– Может, они польские.
– Никакие не польские. Видно же – белые кресты под крыльями.
– Они с бомбами? – спросила Надя скорее из любопытства, чем из страха. Она никогда не боялась.
– Аэропорт уже разбомбили, – напомнил Петрик. – Что еще им бомбить? Складов с оружием у нас нет.
Самолеты обогнули город и один за другим полетели на запад. Первый с мерзким визгом спикировал и сбросил бомбу в центре города, прямо туда, где Краковское предместье – наша главная улица – проходит между самыми красивыми домами Люблина.
Петрик вскочил на ноги:
– Господи Иисусе, нет!
Земля вздрогнула от жуткого удара, и в том месте, куда упала бомба, к небу поднялся черный столб дыма. Самолеты снова облетели город, в этот раз они сбросили бомбы рядом с Коронным Трибуналом – это наша Ратуша.
Как раз в эти дни моя сестра Зузанна, она только стала доктором, работала волонтером в больнице. А мама?

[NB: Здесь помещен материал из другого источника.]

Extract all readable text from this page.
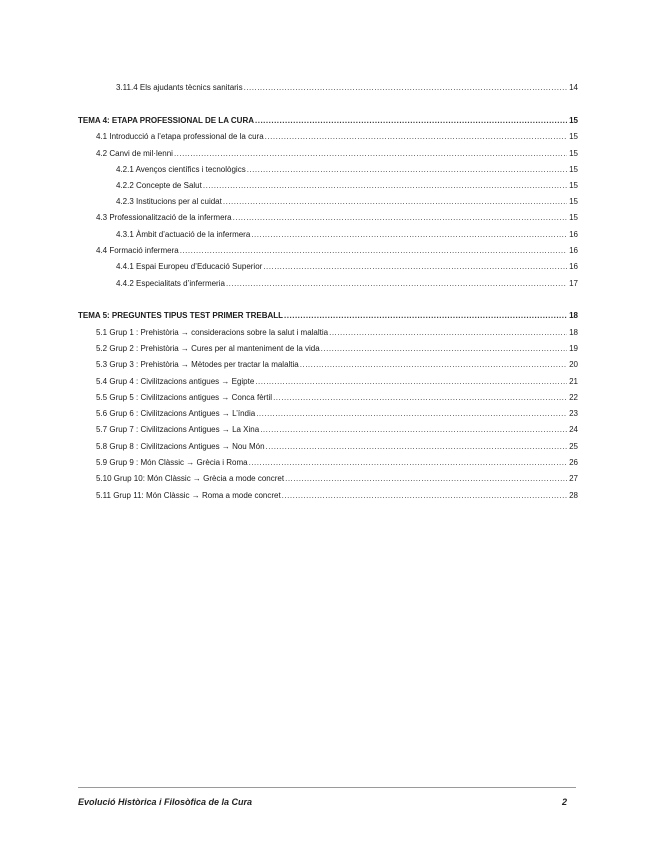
3.11.4 Els ajudants tècnics sanitaris .....	14
TEMA 4: ETAPA PROFESSIONAL DE LA CURA .....	15
4.1 Introducció a l’etapa professional de la cura .....	15
4.2 Canvi de mil·lenni .....	15
4.2.1 Avenços científics i tecnològics .....	15
4.2.2 Concepte de Salut .....	15
4.2.3 Institucions per al cuidat .....	15
4.3 Professionalització de la infermera .....	15
4.3.1 Àmbit d’actuació de la infermera .....	16
4.4 Formació infermera .....	16
4.4.1 Espai Europeu d’Educació Superior .....	16
4.4.2 Especialitats d’infermeria .....	17
TEMA 5: PREGUNTES TIPUS TEST PRIMER TREBALL .....	18
5.1 Grup 1 : Prehistòria → consideracions sobre la salut i malaltia .....	18
5.2 Grup 2 : Prehistòria → Cures per al manteniment de la vida .....	19
5.3 Grup 3 : Prehistòria → Mètodes per tractar la malaltia .....	20
5.4 Grup 4 : Civilitzacions antigues → Egipte .....	21
5.5 Grup 5 : Civilitzacions antigues → Conca fèrtil .....	22
5.6 Grup 6 : Civilitzacions Antigues → L’índia .....	23
5.7 Grup 7 : Civilitzacions Antigues → La Xina .....	24
5.8 Grup 8 : Civilitzacions Antigues → Nou Món .....	25
5.9 Grup 9 : Món Clàssic → Grècia i Roma .....	26
5.10 Grup 10: Món Clàssic → Grècia a mode concret .....	27
5.11 Grup 11: Món Clàssic → Roma a mode concret .....	28
Evolució Històrica i Filosòfica de la Cura	2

«Господи, пожалуйста, – мысленно попросила я, – если с мамой что-нибудь случится, забери меня сразу на небеса».
А папа, он на почте?
Самолеты облетели город и направились в нашу сторону. Когда они пролетали над нами, мы нырнули в траву, а Петрик накрыл нас с Надей своим телом. Я даже чувствовала, как бьется его сердце.

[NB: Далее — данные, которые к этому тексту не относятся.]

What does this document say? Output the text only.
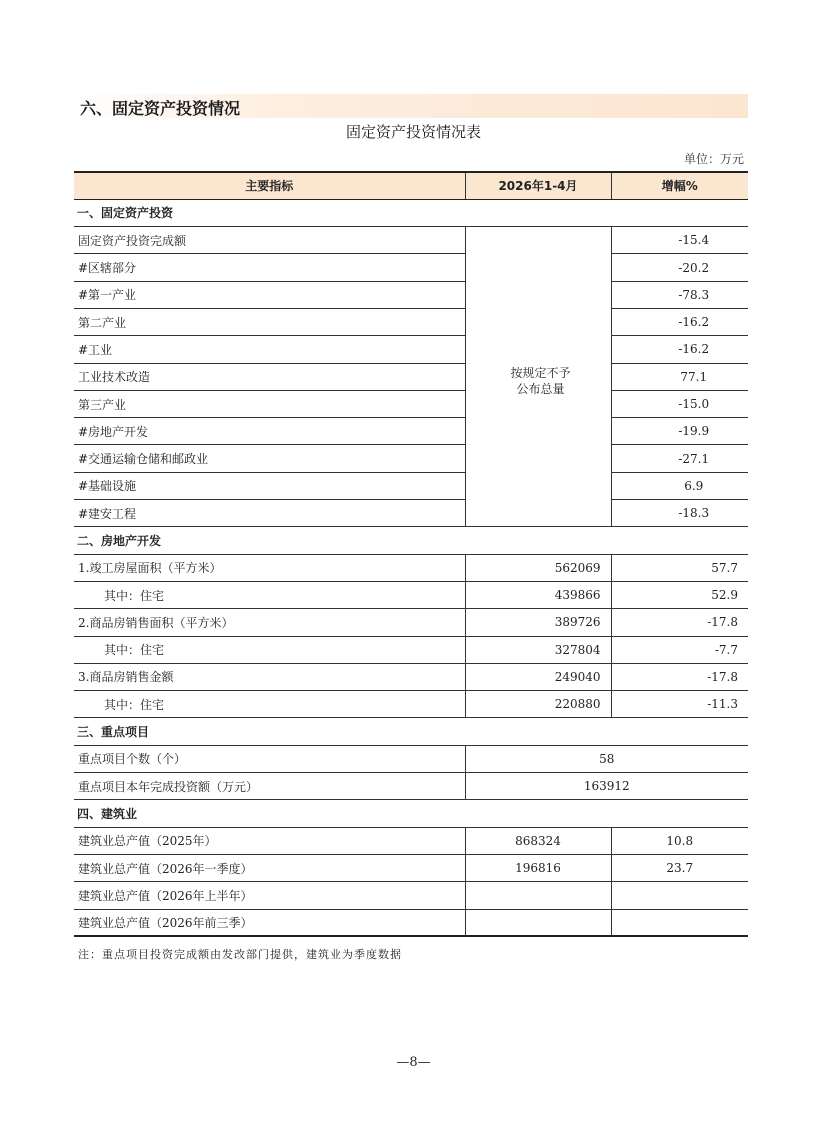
六、固定资产投资情况
固定资产投资情况表
单位：万元
主要指标	2026年1-4月	增幅%
一、固定资产投资		
固定资产投资完成额	按规定不予公布总量	-15.4
#区辖部分		-20.2
#第一产业		-78.3
第二产业		-16.2
#工业		-16.2
工业技术改造		77.1
第三产业		-15.0
#房地产开发		-19.9
#交通运输仓储和邮政业		-27.1
#基础设施		6.9
#建安工程		-18.3
二、房地产开发		
1.竣工房屋面积（平方米）	562069	57.7
其中：住宅	439866	52.9
2.商品房销售面积（平方米）	389726	-17.8
其中：住宅	327804	-7.7
3.商品房销售金额	249040	-17.8
其中：住宅	220880	-11.3
三、重点项目		
重点项目个数（个）	58	
重点项目本年完成投资额（万元）	163912	
四、建筑业		
建筑业总产值（2025年）	868324	10.8
建筑业总产值（2026年一季度）	196816	23.7
建筑业总产值（2026年上半年）		
建筑业总产值（2026年前三季）		
注：重点项目投资完成额由发改部门提供，建筑业为季度数据
—8—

Два самолета вернулись, как будто что-то забыли.
– Нам надо… – начал Петрик.
Мы не успели двинуться с места, как спикировали два самолета. Они полетели над полем под горкой. Через секунду мы услышали пулеметные очереди. Стреляли в молочниц. Несколько пуль попали в поле и подняли фонтанчики земли, но остальные угодили в женщин. Те упали, молоко полилось на траву. Одна корова громко замычала и рухнула, пули застучали по алюминиевым бидонам.
Беженцы в поле побросали картошку и стали разбегаться, но пули настигали их на бегу. Два самолета повернули в нашу сторону, оставив на поле тела мужчин и женщин и туши коров. Я пригнула голову. Коровы, которые еще были живы, брыкались, словно обезумели.
Я рванула вниз по склону и дальше через лес по усыпанной хвоей тропинке. Надя и Петрик – за мной.
Что с родителями? Они живы? А Зузанна?
В городе только две «скорых», поэтому она работала всю ночь.
Мы задержались у картофельного поля – невозможно было не посмотреть. Я обошла бидон, который лежал на приличном расстоянии от женщины, по виду ровесницы Зузанны. Вокруг нее рассыпались клубни картошки. Женщина лежала на спине поперек взрыхленного ряда земли, левая рука на груди, плечо все в крови, и лицо тоже все забрызгано. Рядом с ней на коленях стояла девушка.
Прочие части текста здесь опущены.